Après tout, il faut se faire une raison, la pédagogie est liée à la répétition.

Mais nous aurions tort de moquer Pierre Assouline — comment oserions-nous ! Eh eh : certains prennent Bartleby pour un écrivain empêché, sans doute parce qu’ils n’ont lu que la traduction de Pïerre Leyris. Pourtant, qu’on lise de près : Bartleby n’a jamais été que le pendant de Bouvard et Pécuchet, le rond-de-cuir qui ne s’y met pas, le velléitaire… Enrique Vila-Matas en a fait son parangon de l’écrivain empêché, c’est consternant. Et ses séides en rajoutent dans le contresens.

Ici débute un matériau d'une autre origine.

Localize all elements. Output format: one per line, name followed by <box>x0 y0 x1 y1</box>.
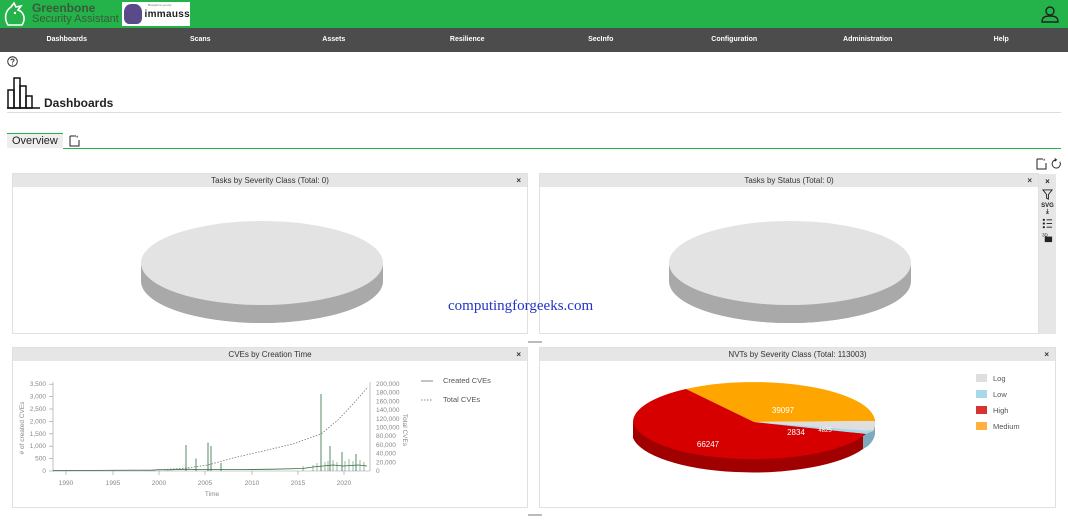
menu-resilience[interactable]: Resilience <box>449 36 485 43</box>
panel-header[interactable]: Tasks by Severity Class (Total: 0) × <box>13 174 527 187</box>
menu-administration[interactable]: Administration <box>843 36 893 43</box>
main-menu: Dashboards Scans Assets Resilience SecIn… <box>0 28 1068 52</box>
svg-text:100,000: 100,000 <box>376 425 400 432</box>
add-display-icon[interactable]: * <box>1036 158 1047 170</box>
greenbone-dragon-icon <box>4 1 25 26</box>
resize-handle[interactable] <box>528 514 542 516</box>
svg-text:160,000: 160,000 <box>376 398 400 405</box>
close-icon[interactable]: × <box>1045 177 1050 186</box>
panel-header[interactable]: CVEs by Creation Time × <box>13 348 527 361</box>
svg-text:2010: 2010 <box>245 480 260 487</box>
panel-nvts-severity: NVTs by Severity Class (Total: 113003) ×… <box>539 347 1056 508</box>
panel-title: CVEs by Creation Time <box>228 350 312 359</box>
svg-text:3,000: 3,000 <box>30 394 47 401</box>
menu-assets[interactable]: Assets <box>322 36 346 43</box>
menu-help[interactable]: Help <box>993 36 1009 43</box>
svg-text:0: 0 <box>376 468 380 475</box>
legend-toggle-icon[interactable] <box>1041 218 1054 229</box>
app-name-line1: Greenbone <box>32 1 96 15</box>
toggle-3d-icon[interactable]: 3D <box>1041 232 1054 243</box>
svg-text:*: * <box>1043 159 1046 165</box>
panel-title: Tasks by Status (Total: 0) <box>744 176 834 185</box>
svg-text:2005: 2005 <box>198 480 213 487</box>
svg-text:3D: 3D <box>1042 233 1049 238</box>
filter-icon[interactable] <box>1041 189 1054 200</box>
page-title: Dashboards <box>44 96 114 110</box>
sponsor-brand: immauss <box>144 8 190 20</box>
empty-pie-chart <box>669 221 911 323</box>
svg-text:Log: Log <box>993 374 1006 383</box>
pie-label-low: 2834 <box>787 428 805 437</box>
svg-text:High: High <box>993 406 1008 415</box>
new-dashboard-icon[interactable]: * <box>69 135 80 147</box>
close-icon[interactable]: × <box>1027 176 1032 185</box>
pie-label-log: 4825 <box>818 428 832 434</box>
svg-text:1,500: 1,500 <box>30 431 47 438</box>
close-icon[interactable]: × <box>516 176 521 185</box>
panel-tasks-status: Tasks by Status (Total: 0) × <box>539 173 1039 334</box>
svg-text:# of created CVEs: # of created CVEs <box>19 401 26 454</box>
dashboard-icon <box>7 77 40 109</box>
svg-text:40,000: 40,000 <box>376 451 396 458</box>
svg-text:2015: 2015 <box>291 480 306 487</box>
sponsor-by-text: Brought to you by <box>148 3 172 7</box>
svg-text:60,000: 60,000 <box>376 442 396 449</box>
help-icon[interactable] <box>7 56 18 67</box>
reset-icon[interactable] <box>1051 158 1062 170</box>
pie-label-medium: 39097 <box>772 406 795 415</box>
empty-pie-chart <box>141 221 383 323</box>
app-name-line2: Security Assistant <box>32 13 119 25</box>
cves-line-chart: 0 500 1,000 1,500 2,000 2,500 3,000 3,50… <box>19 376 491 498</box>
svg-text:Medium: Medium <box>993 422 1020 431</box>
panel-tasks-severity: Tasks by Severity Class (Total: 0) × <box>12 173 528 334</box>
tab-overview[interactable]: Overview <box>7 133 63 148</box>
svg-text:2,000: 2,000 <box>30 418 47 425</box>
svg-text:2,500: 2,500 <box>30 406 47 413</box>
close-icon[interactable]: × <box>516 350 521 359</box>
panel-title: Tasks by Severity Class (Total: 0) <box>211 176 329 185</box>
display-toolbar: × SVG ⤓ 3D <box>1039 174 1056 334</box>
svg-text:Time: Time <box>205 491 220 498</box>
svg-text:80,000: 80,000 <box>376 433 396 440</box>
svg-text:1,000: 1,000 <box>30 443 47 450</box>
top-bar: Greenbone Security Assistant Brought to … <box>0 0 1068 28</box>
svg-text:Total CVEs: Total CVEs <box>443 395 480 404</box>
title-divider <box>7 112 1061 113</box>
svg-text:120,000: 120,000 <box>376 416 400 423</box>
user-icon[interactable] <box>1040 4 1060 24</box>
nvts-pie-chart: 39097 66247 2834 4825 Log Low High Mediu… <box>633 374 1020 473</box>
panel-title: NVTs by Severity Class (Total: 113003) <box>728 350 867 359</box>
watermark: computingforgeeks.com <box>448 298 594 314</box>
svg-text:2000: 2000 <box>152 480 167 487</box>
panel-header[interactable]: NVTs by Severity Class (Total: 113003) × <box>540 348 1055 361</box>
panel-cves-creation-time: CVEs by Creation Time × 0 500 1,000 1,50… <box>12 347 528 508</box>
panel-header[interactable]: Tasks by Status (Total: 0) × <box>540 174 1038 187</box>
app-logo[interactable]: Greenbone Security Assistant <box>2 1 119 27</box>
svg-text:Created CVEs: Created CVEs <box>443 376 491 385</box>
svg-text:0: 0 <box>42 468 46 475</box>
svg-text:1990: 1990 <box>59 480 74 487</box>
svg-text:Low: Low <box>993 390 1007 399</box>
svg-text:500: 500 <box>35 456 46 463</box>
owl-icon <box>124 4 142 24</box>
svg-text:180,000: 180,000 <box>376 390 400 397</box>
menu-secinfo[interactable]: SecInfo <box>588 36 614 43</box>
resize-handle[interactable] <box>528 341 542 343</box>
menu-configuration[interactable]: Configuration <box>711 36 758 43</box>
svg-text:2020: 2020 <box>337 480 352 487</box>
svg-text:*: * <box>76 136 79 142</box>
sponsor-logo: Brought to you by immauss <box>122 2 190 26</box>
close-icon[interactable]: × <box>1044 350 1049 359</box>
svg-text:140,000: 140,000 <box>376 407 400 414</box>
tabs-divider <box>63 148 1061 149</box>
download-svg-icon[interactable]: SVG ⤓ <box>1041 203 1054 215</box>
menu-dashboards[interactable]: Dashboards <box>46 36 87 43</box>
svg-text:3,500: 3,500 <box>30 381 47 388</box>
pie-label-high: 66247 <box>697 440 720 449</box>
svg-text:20,000: 20,000 <box>376 459 396 466</box>
svg-text:1995: 1995 <box>106 480 121 487</box>
svg-text:200,000: 200,000 <box>376 381 400 388</box>
menu-scans[interactable]: Scans <box>189 36 211 43</box>
svg-text:Total CVEs: Total CVEs <box>401 414 408 447</box>
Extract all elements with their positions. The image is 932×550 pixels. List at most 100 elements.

Faut-il encore accorder crédit à leurs commentaires nimbés de ce “post-modernisme” qui ignore que Marcel Duchamp a lancé son bidet à la face du monde parce qu’il avait compris — pas fou — qu’il ne pourrait jamais s’opposer au talent de Picasso




Illustration : Détail de la couverture d’un tract de 8 pages contre Jacques Lacomblez distribué au Palais des Beaux-Arts, à Bruxelles, le 14 mars 1964. Il est signé, entre autres, par Louis Scutenaire, Tom Gutt, André Souris, Leo Dohmen, Carlens, André Lorent, etc.